The Congo serpent eagle lives in southern Sierra Leone and Guinea, Liberia, and southern Côte d'Ivoire and Ghana. It is also found in southern Nigeria and the Central African Republic south through northern and eastern Democratic Republic of the Congo in the east and through Gabon into the northern Republic of the Congo in the west with an isolated population in northern Angola. C. s. spectabilis is found in upper Guinean forests from Liberia to northern Cameroon, while C. s. batesi is found in lower Guinean forests from southern Cameroon through Gabon and western Uganda. Its range covers 2,880,000 km2. The species lives in dense primary forest below 900 m in elevation in the dark understory. As it is adapted for dense forest, it is not well-adapted for secondary forests and plantations. The Congo serpent eagle does not migrate, though it is unknown if it is locally nomadic.

==Ecology and behavior==
Little is known about this species' behavior. The Congo serpent eagle lives in the understory of its habitat and occasionally perches on lower boughs in tall trees. It lives either alone or in pairs. This species is known to hunt snakes, lizards, especially chameleons, toads, and potentially small mammals. It hunts by dropping to the ground from its perch in the understory, where it may strike its prey repeatedly with its feet; this serpent eagle may also grab prey from the foliage while hunting. Its large eyes enable this species to hunt in low light, though it is diurnal. Studies on the species' eyes have shown that they have about two times the visual resolution of a human's. It may breed from October to December in Gabon and from June to November in the Democratic Republic of the Congo.
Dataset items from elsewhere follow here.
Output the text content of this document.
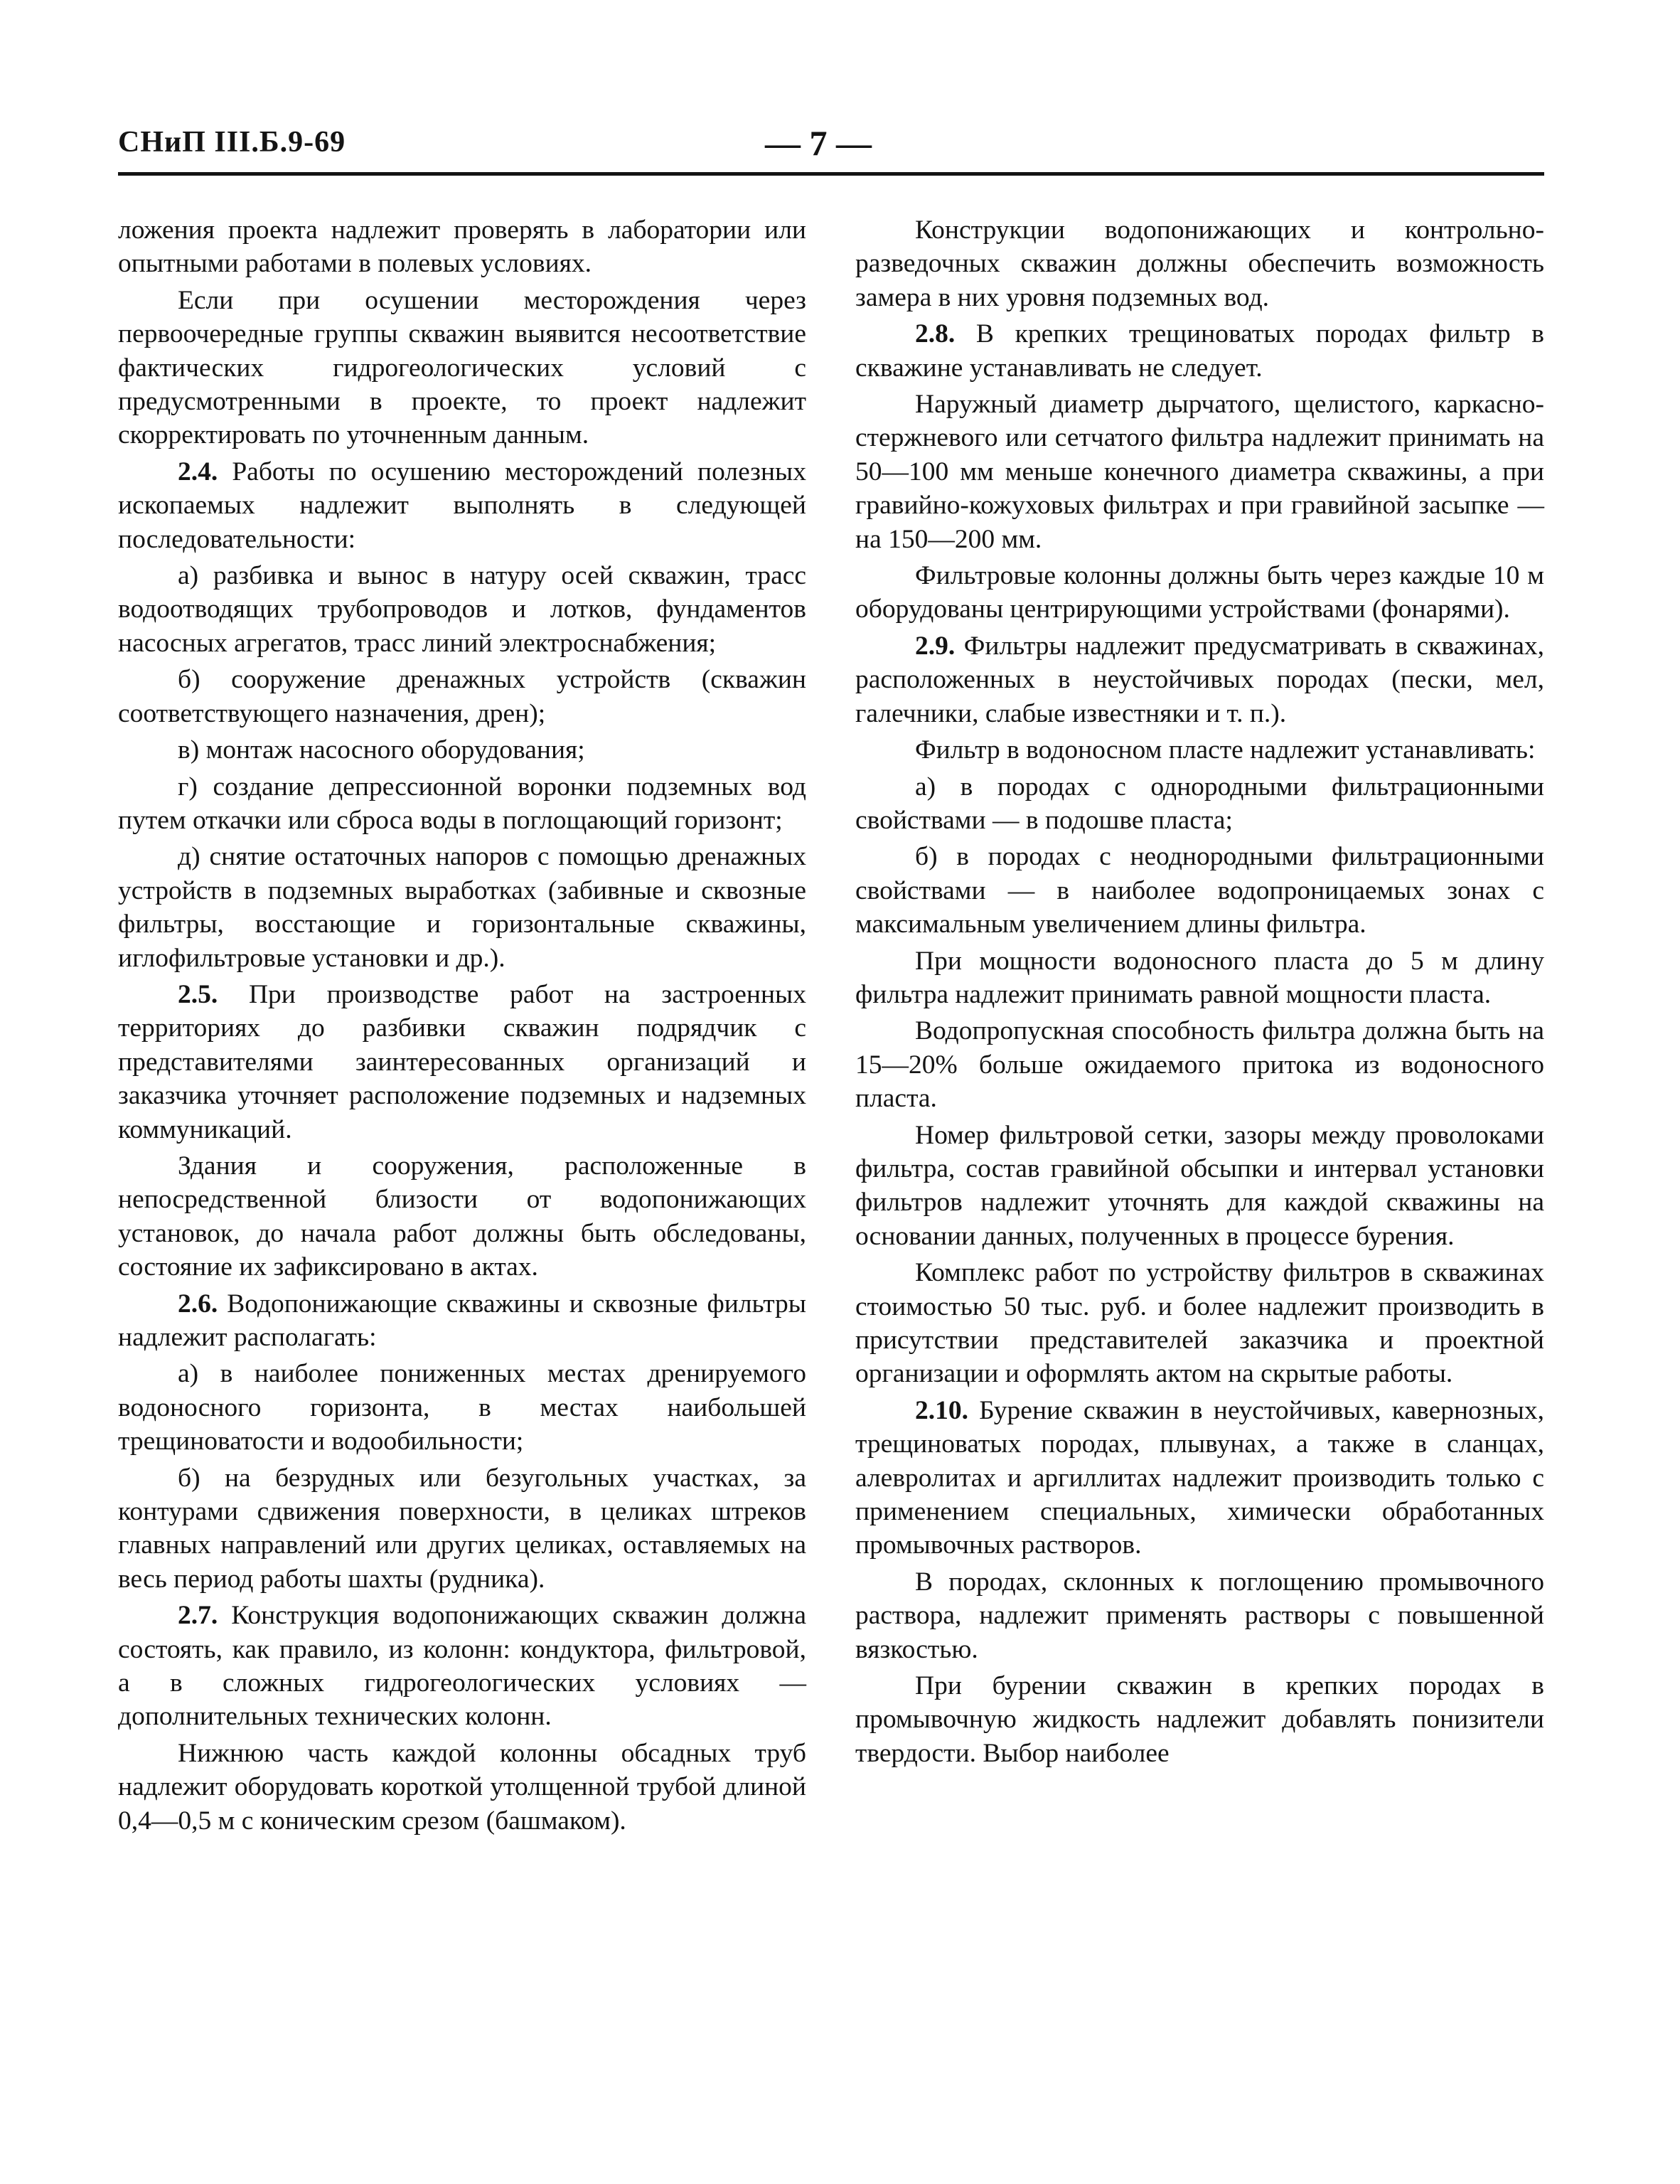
СНиП III.Б.9-69	— 7 —

ложения проекта надлежит проверять в лаборатории или опытными работами в полевых условиях.

Если при осушении месторождения через первоочередные группы скважин выявится несоответствие фактических гидрогеологических условий с предусмотренными в проекте, то проект надлежит скорректировать по уточненным данным.

2.4. Работы по осушению месторождений полезных ископаемых надлежит выполнять в следующей последовательности:

а) разбивка и вынос в натуру осей скважин, трасс водоотводящих трубопроводов и лотков, фундаментов насосных агрегатов, трасс линий электроснабжения;

б) сооружение дренажных устройств (скважин соответствующего назначения, дрен);

в) монтаж насосного оборудования;

г) создание депрессионной воронки подземных вод путем откачки или сброса воды в поглощающий горизонт;

д) снятие остаточных напоров с помощью дренажных устройств в подземных выработках (забивные и сквозные фильтры, восстающие и горизонтальные скважины, иглофильтровые установки и др.).

2.5. При производстве работ на застроенных территориях до разбивки скважин подрядчик с представителями заинтересованных организаций и заказчика уточняет расположение подземных и надземных коммуникаций.

Здания и сооружения, расположенные в непосредственной близости от водопонижающих установок, до начала работ должны быть обследованы, состояние их зафиксировано в актах.

2.6. Водопонижающие скважины и сквозные фильтры надлежит располагать:

а) в наиболее пониженных местах дренируемого водоносного горизонта, в местах наибольшей трещиноватости и водообильности;

б) на безрудных или безугольных участках, за контурами сдвижения поверхности, в целиках штреков главных направлений или других целиках, оставляемых на весь период работы шахты (рудника).

2.7. Конструкция водопонижающих скважин должна состоять, как правило, из колонн: кондуктора, фильтровой, а в сложных гидрогеологических условиях — дополнительных технических колонн.

Нижнюю часть каждой колонны обсадных труб надлежит оборудовать короткой утолщенной трубой длиной 0,4—0,5 м с коническим срезом (башмаком).

Конструкции водопонижающих и контрольно-разведочных скважин должны обеспечить возможность замера в них уровня подземных вод.

2.8. В крепких трещиноватых породах фильтр в скважине устанавливать не следует.

Наружный диаметр дырчатого, щелистого, каркасно-стержневого или сетчатого фильтра надлежит принимать на 50—100 мм меньше конечного диаметра скважины, а при гравийно-кожуховых фильтрах и при гравийной засыпке — на 150—200 мм.

Фильтровые колонны должны быть через каждые 10 м оборудованы центрирующими устройствами (фонарями).

2.9. Фильтры надлежит предусматривать в скважинах, расположенных в неустойчивых породах (пески, мел, галечники, слабые известняки и т. п.).

Фильтр в водоносном пласте надлежит устанавливать:

а) в породах с однородными фильтрационными свойствами — в подошве пласта;

б) в породах с неоднородными фильтрационными свойствами — в наиболее водопроницаемых зонах с максимальным увеличением длины фильтра.

При мощности водоносного пласта до 5 м длину фильтра надлежит принимать равной мощности пласта.

Водопропускная способность фильтра должна быть на 15—20% больше ожидаемого притока из водоносного пласта.

Номер фильтровой сетки, зазоры между проволоками фильтра, состав гравийной обсыпки и интервал установки фильтров надлежит уточнять для каждой скважины на основании данных, полученных в процессе бурения.

Комплекс работ по устройству фильтров в скважинах стоимостью 50 тыс. руб. и более надлежит производить в присутствии представителей заказчика и проектной организации и оформлять актом на скрытые работы.

2.10. Бурение скважин в неустойчивых, кавернозных, трещиноватых породах, плывунах, а также в сланцах, алевролитах и аргиллитах надлежит производить только с применением специальных, химически обработанных промывочных растворов.

В породах, склонных к поглощению промывочного раствора, надлежит применять растворы с повышенной вязкостью.

При бурении скважин в крепких породах в промывочную жидкость надлежит добавлять понизители твердости. Выбор наиболее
==Relationship with humans==
Currently, the Congo serpent eagle's population is dwindling due to deforestation. However, it is listed as a species of Least Concern due to its large population of over 10,000 adults and large range of 2,880,000 km2. This species has been kept as a pet and in the 1970s was available from some pet shops. The Congo serpent eagle has been depicted on postage stamps from the Democratic Republic of the Congo and Tanzania.